Herpes and HIV: New Advice from the CDC

Gray Davis, PhD; Lawrence Corey, MD


November 15, 2002

In This Article


The US Centers for Disease Control and Prevention (CDC) recently issued new Sexually Transmitted Diseases Treatment Guidelines 2002,[1] which highlighted recent advances in the management of sexually transmitted diseases (STDs). Most of the substantive changes in the new guidelines relate to issues regarding the transmission of herpes simplex virus (HSV) and HIV. Two specific areas of emphasis include treatment of the pregnant HIV-infected woman to prevent transmission to the neonate, and diagnosis of new cases of HSV so that patients can be counseled about reducing transmission to future sexual partners.

Regimens to Reduce Mother-to-Child Transmission. One of the most significant changes in the management of HIV-infected individuals is the inclusion of nevirapine as a recommended option to prevent mother-to-child transmission. While the impact of nevirapine may be more limited in developed countries where most HIV-infected women receive zidovudine or combination antiretroviral therapy throughout pregnancy, its value in the developing world is of considerable magnitude. Many women in the southern hemisphere do not access prenatal healthcare until late in pregnancy, and most do not realize that they are HIV-infected. As a result, many HIV-infected women are identified too late to receive the standard zidovudine regimen.

The standard regimen recommended for HIV-infected women is zidovudine 100 mg 5 times daily (alternatives are 200 mg 3 times daily or 300 mg twice daily), initiated between week 14 and week 34 of gestation and continued throughout pregnancy. During labor the patient should receive a 2-mg/kg infusion for 1 hour and then a continuous infusion of 1 mg/kg body weight per hour until delivery. Beginning at 8-12 hours after birth, infants should be given oral zidovudine syrup (2 mg/kg every 6 hours) for the first 6 weeks of life. When administered in this regimen, zidovudine can reduce the rate of vertical HIV transmission by two thirds.[2] This regimen is relatively easy to deploy in countries where HIV-infected women are routinely treated, but in less-developed countries, shorter courses of zidovudine have also been shown to reduce transmission in both breastfeeding and nonbreastfeeding populations.[3,4,5] In the United States, standard practice is to control viremia as well as possible, and hence many HIV-infected women receive triple-drug combination therapy. There is no evidence to suggest that combination therapy with or without protease inhibitors is associated with increased rates of premature delivery or with low birth weight, low Apgar scores, or stillbirths.[6] Thus, clinicians should make their HIV management decisions based on the immunologic and virologic status of the mother.[7] Specific recommendations and unique considerations for pregnant women can be found in the Public Health Service Task Force's Recommendations for Use of Antiretroviral Drugs in Pregnant HIV-1-Infected Women for Maternal Health and Interventions to Reducing Perinatal HIV-1 Transmission in the United States.[8]

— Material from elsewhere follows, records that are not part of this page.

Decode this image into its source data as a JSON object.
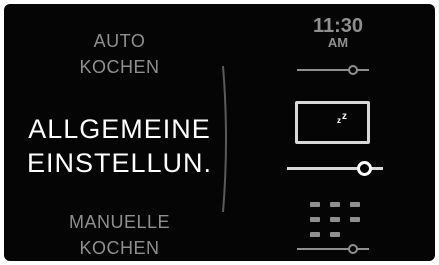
{
  "menu": {
    "auto": {
      "line1": "AUTO",
      "line2": "KOCHEN"
    },
    "general": {
      "line1": "ALLGEMEINE",
      "line2": "EINSTELLUN."
    },
    "manual": {
      "line1": "MANUELLE",
      "line2": "KOCHEN"
    }
  },
  "clock": {
    "time": "11:30",
    "ampm": "AM"
  },
  "icons": {
    "clock_slider": "slider-icon",
    "sleep": "moon-sleep-icon",
    "main_slider": "slider-icon",
    "keypad": "keypad-grid-icon",
    "bottom_slider": "slider-icon"
  },
  "colors": {
    "background": "#050505",
    "active_text": "#ffffff",
    "inactive_text": "#8f8f8f",
    "highlight_border": "#d9d9d9"
  }
}
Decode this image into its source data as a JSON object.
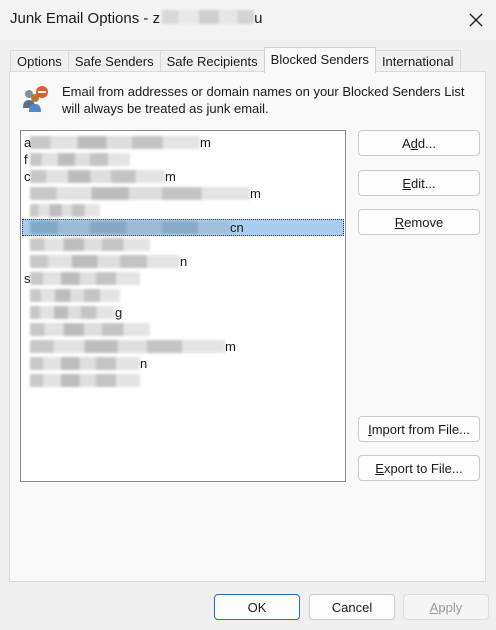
{
  "window": {
    "title_prefix": "Junk Email Options - ",
    "title_fragment": "z",
    "title_suffix": "u"
  },
  "tabs": [
    {
      "label": "Options"
    },
    {
      "label": "Safe Senders"
    },
    {
      "label": "Safe Recipients"
    },
    {
      "label": "Blocked Senders"
    },
    {
      "label": "International"
    }
  ],
  "info": {
    "text": "Email from addresses or domain names on your Blocked Senders List will always be treated as junk email."
  },
  "list": {
    "rows": [
      {
        "visible_text": "a",
        "tail": "m"
      },
      {
        "visible_text": "f",
        "tail": ""
      },
      {
        "visible_text": "c",
        "tail": "m"
      },
      {
        "visible_text": "",
        "tail": "m"
      },
      {
        "visible_text": "",
        "tail": ""
      },
      {
        "visible_text": "",
        "tail": "cn"
      },
      {
        "visible_text": "",
        "tail": ""
      },
      {
        "visible_text": "",
        "tail": "n"
      },
      {
        "visible_text": "s",
        "tail": ""
      },
      {
        "visible_text": "",
        "tail": ""
      },
      {
        "visible_text": "",
        "tail": "g"
      },
      {
        "visible_text": "",
        "tail": ""
      },
      {
        "visible_text": "",
        "tail": "m"
      },
      {
        "visible_text": "",
        "tail": "n"
      },
      {
        "visible_text": "",
        "tail": ""
      }
    ],
    "selected_index": 5
  },
  "buttons": {
    "add": {
      "pre": "A",
      "u": "d",
      "post": "d..."
    },
    "edit": {
      "pre": "",
      "u": "E",
      "post": "dit..."
    },
    "remove": {
      "pre": "",
      "u": "R",
      "post": "emove"
    },
    "import": {
      "pre": "",
      "u": "I",
      "post": "mport from File..."
    },
    "export": {
      "pre": "",
      "u": "E",
      "post": "xport to File..."
    }
  },
  "footer": {
    "ok": "OK",
    "cancel": "Cancel",
    "apply_u": "A",
    "apply_post": "pply"
  }
}
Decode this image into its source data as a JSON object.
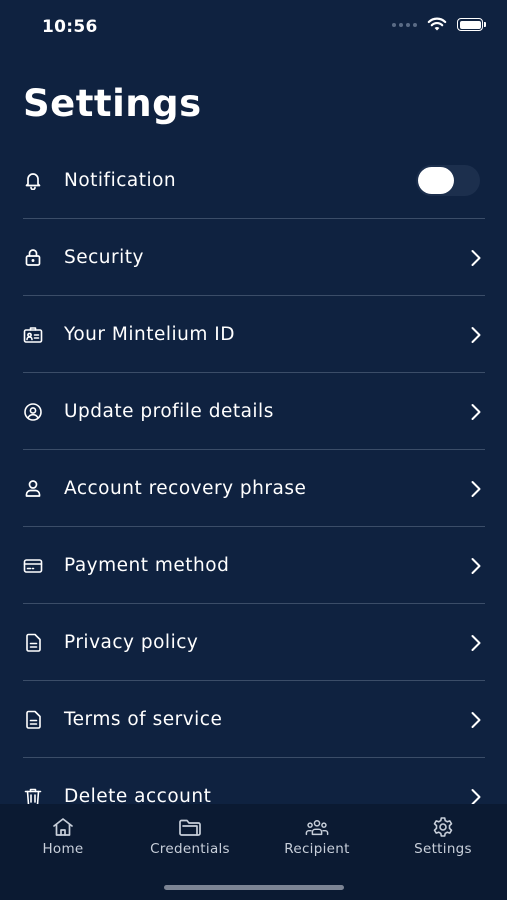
{
  "status_bar": {
    "time": "10:56"
  },
  "header": {
    "title": "Settings"
  },
  "settings": {
    "items": [
      {
        "label": "Notification",
        "icon": "bell-icon",
        "control": "toggle",
        "enabled": false
      },
      {
        "label": "Security",
        "icon": "lock-icon",
        "control": "chevron"
      },
      {
        "label": "Your Mintelium ID",
        "icon": "id-card-icon",
        "control": "chevron"
      },
      {
        "label": "Update profile details",
        "icon": "user-circle-icon",
        "control": "chevron"
      },
      {
        "label": "Account recovery phrase",
        "icon": "user-icon",
        "control": "chevron"
      },
      {
        "label": "Payment method",
        "icon": "credit-card-icon",
        "control": "chevron"
      },
      {
        "label": "Privacy policy",
        "icon": "document-icon",
        "control": "chevron"
      },
      {
        "label": "Terms of service",
        "icon": "document-icon",
        "control": "chevron"
      },
      {
        "label": "Delete account",
        "icon": "trash-icon",
        "control": "chevron"
      }
    ]
  },
  "tab_bar": {
    "tabs": [
      {
        "label": "Home",
        "icon": "home-icon"
      },
      {
        "label": "Credentials",
        "icon": "folder-icon"
      },
      {
        "label": "Recipient",
        "icon": "group-icon"
      },
      {
        "label": "Settings",
        "icon": "gear-icon"
      }
    ]
  },
  "colors": {
    "background": "#0f2240",
    "tab_bar_background": "#0b1a32",
    "divider": "#3b4d68",
    "text": "#ffffff"
  }
}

A seminal study published in 1999 showed that nevirapine given once to the mother at the onset of labor (200-mg tablet) and once to the newborn within 72 hours of birth (2-mg/kg suspension) results in a 50% decrease in transmission compared with a short-course zidovudine regimen in which the mother received 300 mg zidovudine at the onset of labor, followed by one 300-mg tablet every 3 hours during labor, and the infant received zidovudine syrup (4 mg/kg) twice daily for 7 days after birth.[9] Of the 308 infants born to zidovudine-treated mothers, 74 were found to be HIV-infected or died by week 14-16, compared with only 41 of the 310 infants born to mothers treated with nevirapine. Thus, nevirapine appears to offer real benefits to HIV-infected women and their infants who either (1) are unaware that they are infected until near delivery, (2) do not have access to therapy, (3) present to the clinic too late for standard regimens, or (4) are deemed unlikely to comply with longer regimens.

Counseling. In the last few years, the benefit of counseling as one of the tools of prevention has become more widely accepted. The CDC is in the process of issuing a National Prevention Plan that emphasizes that the physician who diagnoses an infectious disease also has a responsibility to ensure that the patient receives counseling regarding high-risk behaviors and ways to prevent further transmission. Patients diagnosed with HIV should be counseled regarding high-risk behaviors that could lead to acquisition of other STDs and transmission of these infections to others. Providers who do not feel able or are unwilling to undertake prevention counseling should refer patients to other providers more equipped to provide these services.[10]